Black Shoes stood and approached me. “Don’t feel sorry for yourself. This is on you.”
“How so?” I asked, a whisper.
“After Dr. Bellanger died, the world went back to normal. Every day, hundreds of thousands of babies are born, each one with a mommy and a daddy. In the face of that, what’s nine girls? But suddenly you’re all over the TV screen. Josephine Morrow. Girl One, in the papers, claiming that you’re going to finish what Bellanger started. I know it’s a publicity stunt: a pretty girl, trying her hand at being Dr. Frankenstein instead of the monster.” Anger overcame me, hot and acidic. “But it’s got people thinking again. Soon enough, it’ll have them wondering whether women even need men. Whether men have a place in the society that we built ourselves.” His eyes on me had turned flat and heavy. There were fine whitish marks around his eyes, crevices the sun hadn’t reached. “Nature rewards the brave. If you’re going to make men irrelevant, we’ll take back our place in the gene pool by whatever means is necessary.”

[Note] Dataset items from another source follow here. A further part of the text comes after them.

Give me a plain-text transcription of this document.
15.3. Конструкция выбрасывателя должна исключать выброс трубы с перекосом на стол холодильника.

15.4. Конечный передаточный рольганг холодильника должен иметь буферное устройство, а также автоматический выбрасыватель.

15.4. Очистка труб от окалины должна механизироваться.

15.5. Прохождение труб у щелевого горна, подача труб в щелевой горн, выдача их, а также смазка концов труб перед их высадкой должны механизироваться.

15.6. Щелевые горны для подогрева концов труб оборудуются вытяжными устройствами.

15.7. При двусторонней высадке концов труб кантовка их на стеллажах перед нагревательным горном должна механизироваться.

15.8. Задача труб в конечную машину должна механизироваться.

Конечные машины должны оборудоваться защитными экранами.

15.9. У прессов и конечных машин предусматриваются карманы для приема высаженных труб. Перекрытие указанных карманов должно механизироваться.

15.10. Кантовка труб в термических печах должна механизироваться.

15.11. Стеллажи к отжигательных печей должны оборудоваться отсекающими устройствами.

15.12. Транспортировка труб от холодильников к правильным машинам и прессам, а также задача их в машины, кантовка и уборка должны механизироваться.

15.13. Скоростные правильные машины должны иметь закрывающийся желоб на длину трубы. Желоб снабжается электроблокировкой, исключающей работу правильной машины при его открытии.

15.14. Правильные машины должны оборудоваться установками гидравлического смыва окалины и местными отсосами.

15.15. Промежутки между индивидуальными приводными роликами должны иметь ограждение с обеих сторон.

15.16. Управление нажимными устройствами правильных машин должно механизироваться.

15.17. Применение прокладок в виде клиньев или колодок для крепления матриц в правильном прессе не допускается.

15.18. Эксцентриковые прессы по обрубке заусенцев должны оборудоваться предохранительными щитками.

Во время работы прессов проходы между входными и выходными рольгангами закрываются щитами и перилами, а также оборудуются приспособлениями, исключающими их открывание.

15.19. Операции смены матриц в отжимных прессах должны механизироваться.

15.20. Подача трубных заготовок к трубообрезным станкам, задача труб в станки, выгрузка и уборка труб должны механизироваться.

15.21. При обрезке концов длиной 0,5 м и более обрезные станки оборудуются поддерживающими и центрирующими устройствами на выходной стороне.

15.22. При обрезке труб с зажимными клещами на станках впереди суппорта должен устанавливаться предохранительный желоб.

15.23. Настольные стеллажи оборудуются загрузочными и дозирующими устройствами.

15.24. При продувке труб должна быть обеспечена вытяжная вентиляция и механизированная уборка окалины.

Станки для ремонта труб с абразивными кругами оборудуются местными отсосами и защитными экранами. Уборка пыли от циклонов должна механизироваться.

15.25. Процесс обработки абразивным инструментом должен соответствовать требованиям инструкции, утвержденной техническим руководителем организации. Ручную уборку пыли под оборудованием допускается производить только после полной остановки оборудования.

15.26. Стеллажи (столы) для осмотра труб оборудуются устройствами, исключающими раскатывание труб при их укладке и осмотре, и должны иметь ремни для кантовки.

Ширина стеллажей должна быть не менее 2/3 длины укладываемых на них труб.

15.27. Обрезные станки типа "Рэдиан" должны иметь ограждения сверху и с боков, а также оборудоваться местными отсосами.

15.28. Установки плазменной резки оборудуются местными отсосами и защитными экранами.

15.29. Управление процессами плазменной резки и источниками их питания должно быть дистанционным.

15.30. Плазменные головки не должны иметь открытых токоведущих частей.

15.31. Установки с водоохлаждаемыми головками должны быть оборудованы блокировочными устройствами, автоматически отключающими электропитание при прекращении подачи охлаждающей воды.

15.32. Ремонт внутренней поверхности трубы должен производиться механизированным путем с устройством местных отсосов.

Whatever means is necessary. Something about the way he looked at me, up and down—something about the story, Delilah’s pregnancy—
“He raped her,” I said, my rage compressing the words, turning them clear and precise. “Your nephew raped Delilah. To prove that you matter. But it wasn’t enough, was it? She was still so powerful that you had to kill her—”
A scuffle of movement. Orange Shirt came back, Cate with him. Her arms twisted behind her back so that she had to walk in an awkward crouch, fighting against him. Blood ran from her nose to her mouth, thick stripes. My own mouth filled with the taste of rust.